Juan Pablo Pernalete, de 20 años, estaba adelantando sus estudios universitarios gracias a una beca que obtuvo por ser un gran deportista. Un proyectil de gas lacrimógeno le destrozó el esternón y rompió su corazón. Murió a manos de la fuerza pública venezolana. Su pecado fue salir a marchar contra el gobierno. En el último mes van 33 personas muertas a manos de la guardia venezolana, más de mil heridos y los detenidos superan los mil también. Las marchas lo único que han querido es llegar a tres instituciones públicas a manifestar su voz de rechazo contra el régimen y Maduro. Querer llegar a la Defensoría del Pueblo, a la Asamblea Nacional y el Consejo Nacional Electoral es hoy un asunto de vida o muerte en Venezuela. En Caracas, por disposición del gobierno, se perdió el derecho a la libre locomoción, pues la ciudad está segmentada y solo unos pocos ‘privilegiados’, los oficialistas, pueden traspasar los límites establecidos a través de la represión y la brutalidad.
Tampoco se puede protestar desde las casas, pues se volvió usual que las fuerzas no de seguridad, sino de represión, disparen sin la menor contemplación a quien desde una ventana esté en el ejercicio del “cacerolazo”. A propósito de este tipo de protesta, el primero de mayo se convocó a un cacerolazo nacional, el cual retumbó en todo el país, especialmente en los sectores populares de Caracas, como los barrios '23 de enero', Petare y Catia, antiguos bastiones del Chavismo. Al mencionar estos barrios populares, hay que decir que hoy son rehenes del régimen, pues ‘los colectivos’, como se llama a los grupos de civiles que ‘defienden’ la revolución, rondan las calles y esquinas en motos sin placas dispuestos a imponer orden, sobra decir que van armados y no vacilan en disparar. No tienen nada que envidiar a las bandas de sicarios que han asolado a ciudades como Medellín. Son simple y llanamente paramilitares.
Pero si antes la gente temía criticar al régimen, hoy nadie se priva de ello, pues la gran mayoría no aguanta más. Cada vez menos venezolanos apoyan a Maduro y su horda. En la convocatoria a marchar hecha por la oposición el primero de mayo, llamada ‘La Toma de Venezuela’, solo en Caracas salió un millón de personas. El gobierno movió toda su maquinaria para hacer una contramarcha; con todos los recursos a su disposición, usados de forma grosera, a duras penas llegaron a los 80.000 manifestantes en apoyo al gobierno en la Avenida Bolívar.

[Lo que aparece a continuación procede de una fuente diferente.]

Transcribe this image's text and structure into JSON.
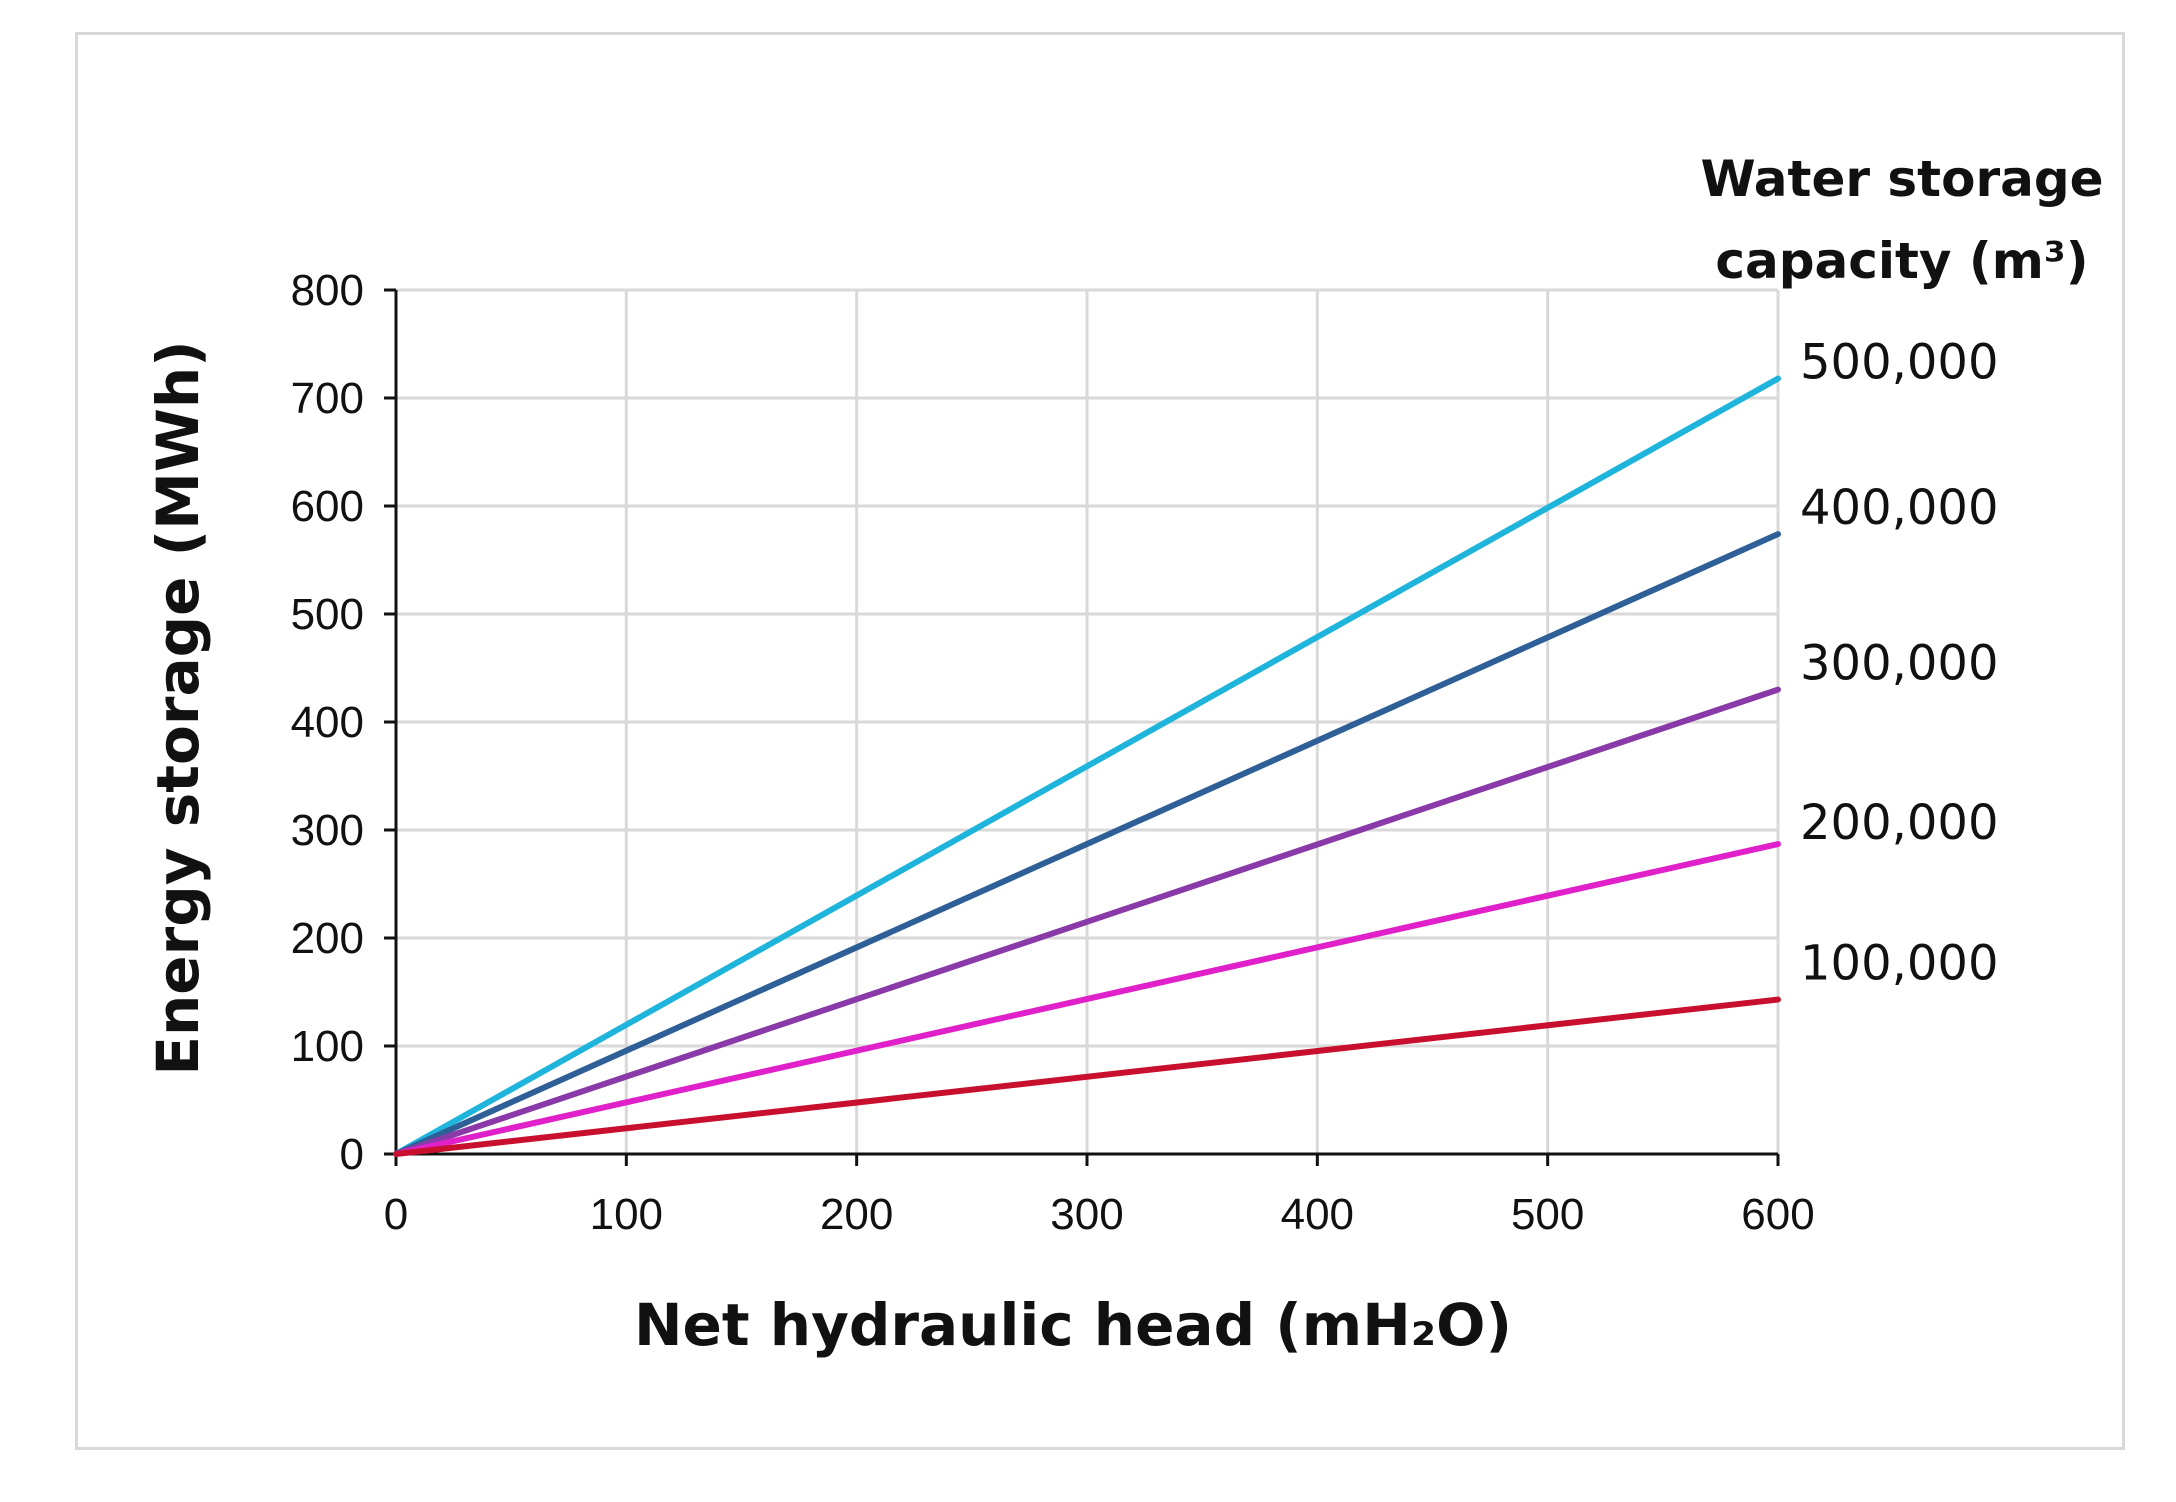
{
  "chart_data": {
    "type": "line",
    "title": "",
    "xlabel": "Net hydraulic head (mH₂O)",
    "ylabel": "Energy storage (MWh)",
    "xlim": [
      0,
      600
    ],
    "ylim": [
      0,
      800
    ],
    "xticks": [
      "0",
      "100",
      "200",
      "300",
      "400",
      "500",
      "600"
    ],
    "yticks": [
      "0",
      "100",
      "200",
      "300",
      "400",
      "500",
      "600",
      "700",
      "800"
    ],
    "grid": true,
    "legend_title_line1": "Water storage",
    "legend_title_line2": "capacity (m³)",
    "legend_position": "right",
    "x": [
      0,
      600
    ],
    "series": [
      {
        "name": "500,000",
        "values": [
          0,
          718
        ],
        "color": "#1fb4dc"
      },
      {
        "name": "400,000",
        "values": [
          0,
          574
        ],
        "color": "#2e5f97"
      },
      {
        "name": "300,000",
        "values": [
          0,
          430
        ],
        "color": "#8a3aa8"
      },
      {
        "name": "200,000",
        "values": [
          0,
          287
        ],
        "color": "#e020c8"
      },
      {
        "name": "100,000",
        "values": [
          0,
          143
        ],
        "color": "#c8102e"
      }
    ]
  }
}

Todo esto sin hablar de las carencias materiales. Se puede pasar un mes sin poder conseguir una libra de azúcar. Para lograr un kilo de arroz hay que acudir al mercado negro. La arepa venezolana, icono de la gastronomía del vecino país, está en vías de extinción, pues no hay harina. Lograr una aspirina es una odisea y ni qué decir de un remedio tan básico como el que tienen que tomar millones de personas para una epidemia contemporánea: la presión alta. Sin embargo, por ‘dignidad’ y pretendiendo una solvencia que hace mucho perdió, el gobierno no ha permitido que ayudas humanitarias de primera necesidad entren al país para socorrer a los más necesitados.
El llamado a una asamblea nacional constituyente que acaba de hacer Maduro no pudo haber sido más burdo, bueno, digno de él. Viola todos los cánones de la propia constitución chavista y tiene como único fin eliminar de un tajo cualquier asomo de oposición.
Una economía destrozada, las libertades civiles anuladas, el hambre y la más absoluta carencia manifestándose en todos los sectores sociales, la muerte y la inseguridad presentes en todas las esquinas y una tiranía al frente del gobierno son el resultado final de lo que terminó convertido en un monstruo: el Socialismo del Siglo XIX.
Venezuela vive su hora más dolorosa desde hace mucho tiempo. El daño causado ha sido enorme. Pero la decadencia del régimen marca ya sus horas finales, ojalá sea pronto. Luego deberán emprender la reconstrucción, y como nosotros tendrán un postconflicto que ojalá sane heridas y traiga alivio.